Cross-species comparison of gene expression profiles allows deciphering fundamental and species-specific transcriptional programs of cells and offers insight into organization and evolution of the genome and genetic network. Here, we propose an algorithm for comparing microarray data from different species to unravel transcriptional modules that are conserved or divergent through evolution. The proposed algorithm is based on cross-species matrix decomposition that includes a nonlinear independent component analysis followed a generalized probabilistic sparse matrix factorization on microarray data from different species. The proposed algorithm captures transcriptional modularity that might result from highly nonlinear interactions among genes, and partitions genes into mutually non-exclusive transcriptional modules. The conserved transcriptional modules are identified by the latent variables that are associated with predominant biological prototypes shared across species. We illustrated the application of the proposed algorithm by an analysis of human and mouse embryonic stem cell (ESC) data. The analysis uncovered conserved and divergent transcriptional modules in the ESC transcriptomes, shedding light on the understanding of fundamental and species-specific regulatory mechanisms controlling ESC development.
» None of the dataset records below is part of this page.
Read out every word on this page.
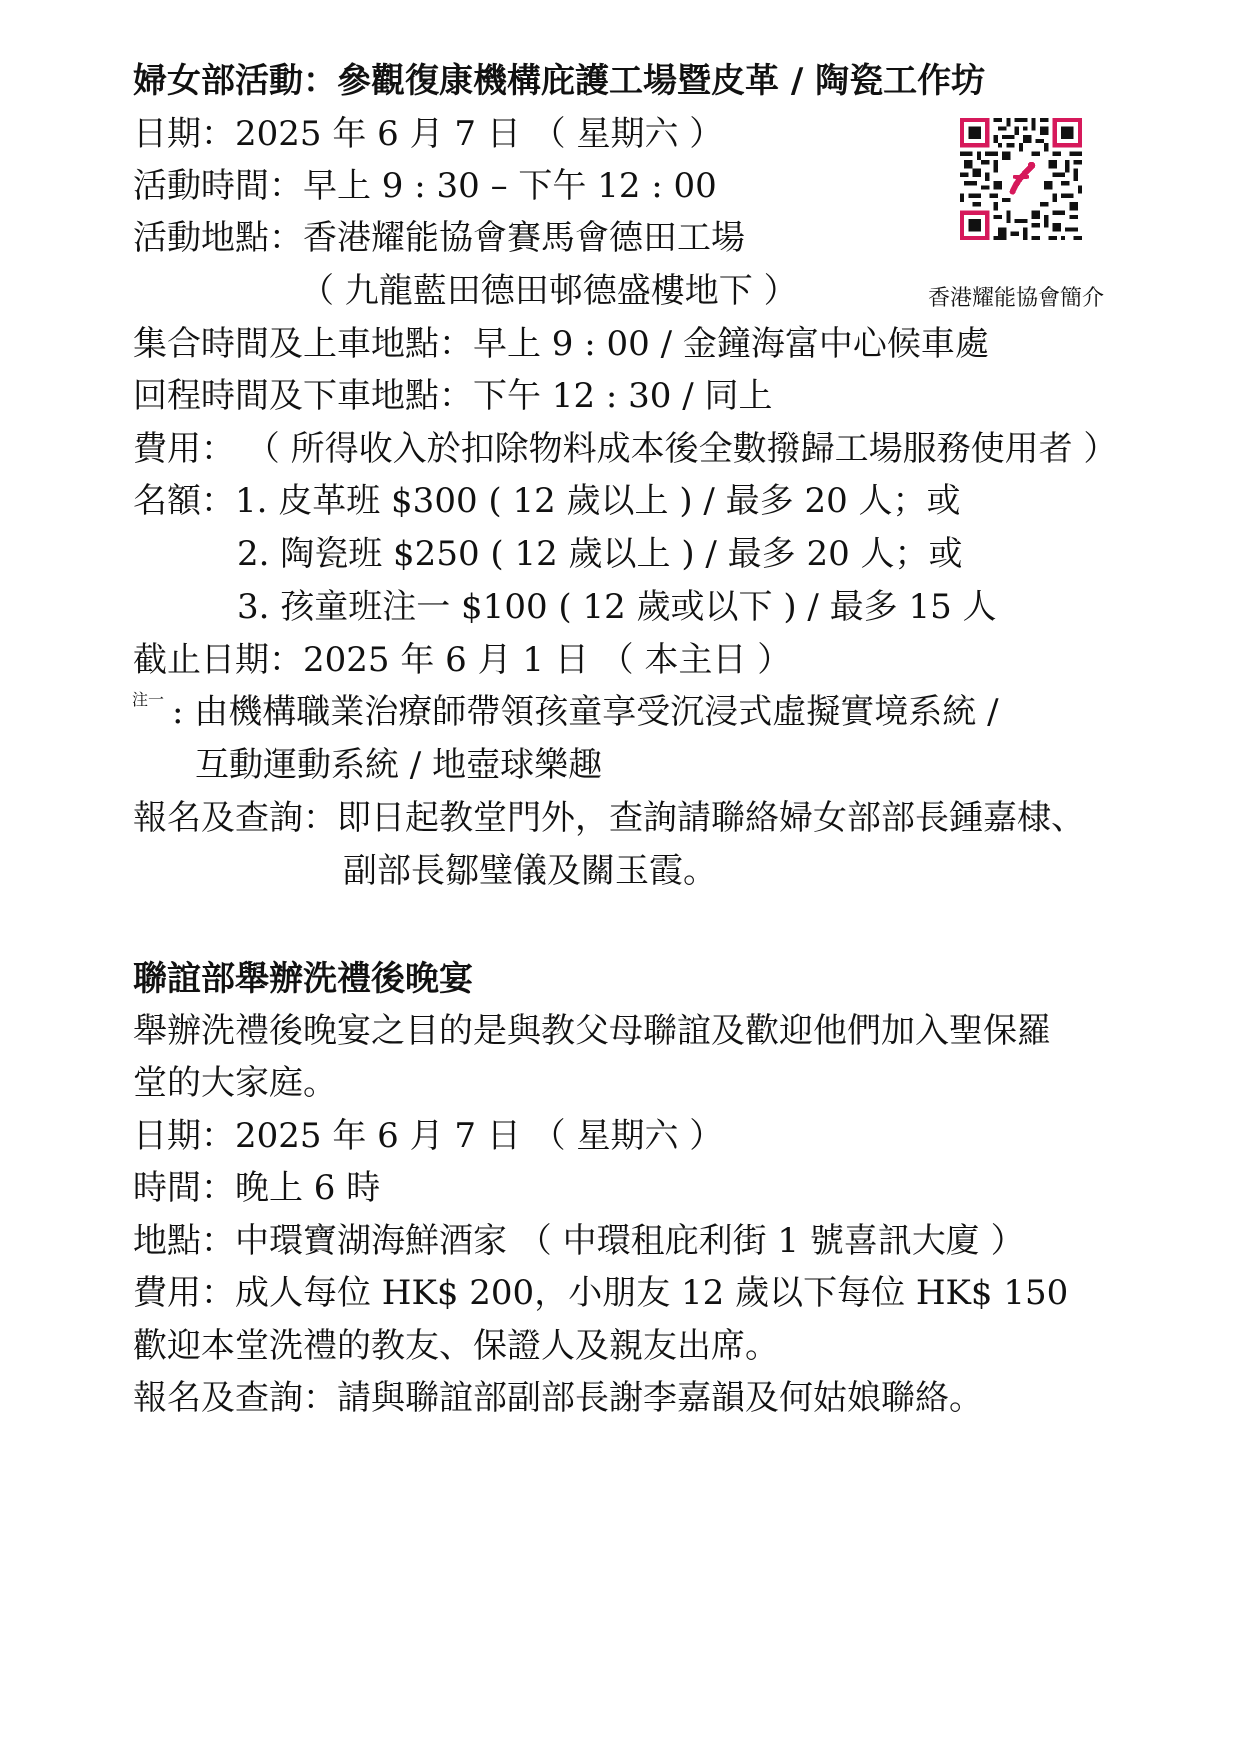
婦女部活動：參觀復康機構庇護工場暨皮革 / 陶瓷工作坊
日期：2025 年 6 月 7 日 （ 星期六 ）
活動時間：早上 9 : 30 – 下午 12 : 00
活動地點：香港耀能協會賽馬會德田工場
（ 九龍藍田德田邨德盛樓地下 ）
集合時間及上車地點：早上 9 : 00 / 金鐘海富中心候車處
回程時間及下車地點：下午 12 : 30 / 同上
費用： （ 所得收入於扣除物料成本後全數撥歸工場服務使用者 ）
名額：1. 皮革班 $300 ( 12 歲以上 ) / 最多 20 人；或
2. 陶瓷班 $250 ( 12 歲以上 ) / 最多 20 人；或
3. 孩童班注一 $100 ( 12 歲或以下 ) / 最多 15 人
截止日期：2025 年 6 月 1 日 （ 本主日 ）
注一 : 由機構職業治療師帶領孩童享受沉浸式虛擬實境系統 /
互動運動系統 / 地壺球樂趣
報名及查詢：即日起教堂門外，查詢請聯絡婦女部部長鍾嘉棣、
副部長鄒璧儀及關玉霞。
香港耀能協會簡介
聯誼部舉辦洗禮後晚宴
舉辦洗禮後晚宴之目的是與教父母聯誼及歡迎他們加入聖保羅
堂的大家庭。
日期：2025 年 6 月 7 日 （ 星期六 ）
時間：晚上 6 時
地點：中環寶湖海鮮酒家 （ 中環租庇利街 1 號喜訊大廈 ）
費用：成人每位 HK$ 200，小朋友 12 歲以下每位 HK$ 150
歡迎本堂洗禮的教友、保證人及親友出席。
報名及查詢：請與聯誼部副部長謝李嘉韻及何姑娘聯絡。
基因表达谱的跨物种比较有助于解读细胞的基本转录程序和物种特异性转录程序,并为基因组和遗传网络的组织与进化提供见解。在此,我们提出一种算法,用于比较来自不同物种的微阵列数据,以揭示在进化过程中保守或分化的转录模块。所提出的算法基于跨物种矩阵分解,该分解包括对来自不同物种的微阵列数据进行非线性独立成分分析,然后进行广义概率稀疏矩阵分解。所提出的算法捕获可能由基因之间高度非线性相互作用产生的转录模块性,并将基因划分为相互不排斥的转录模块。保守的转录模块通过与跨物种共享的主要生物学原型相关联的潜在变量来识别。我们通过对人类和小鼠胚胎干细胞(ESC)数据的分析说明了所提出算法的应用。该分析揭示了ESC转录组中保守和分化的转录模块,有助于深入了解控制ESC发育的基本和物种特异性调控机制。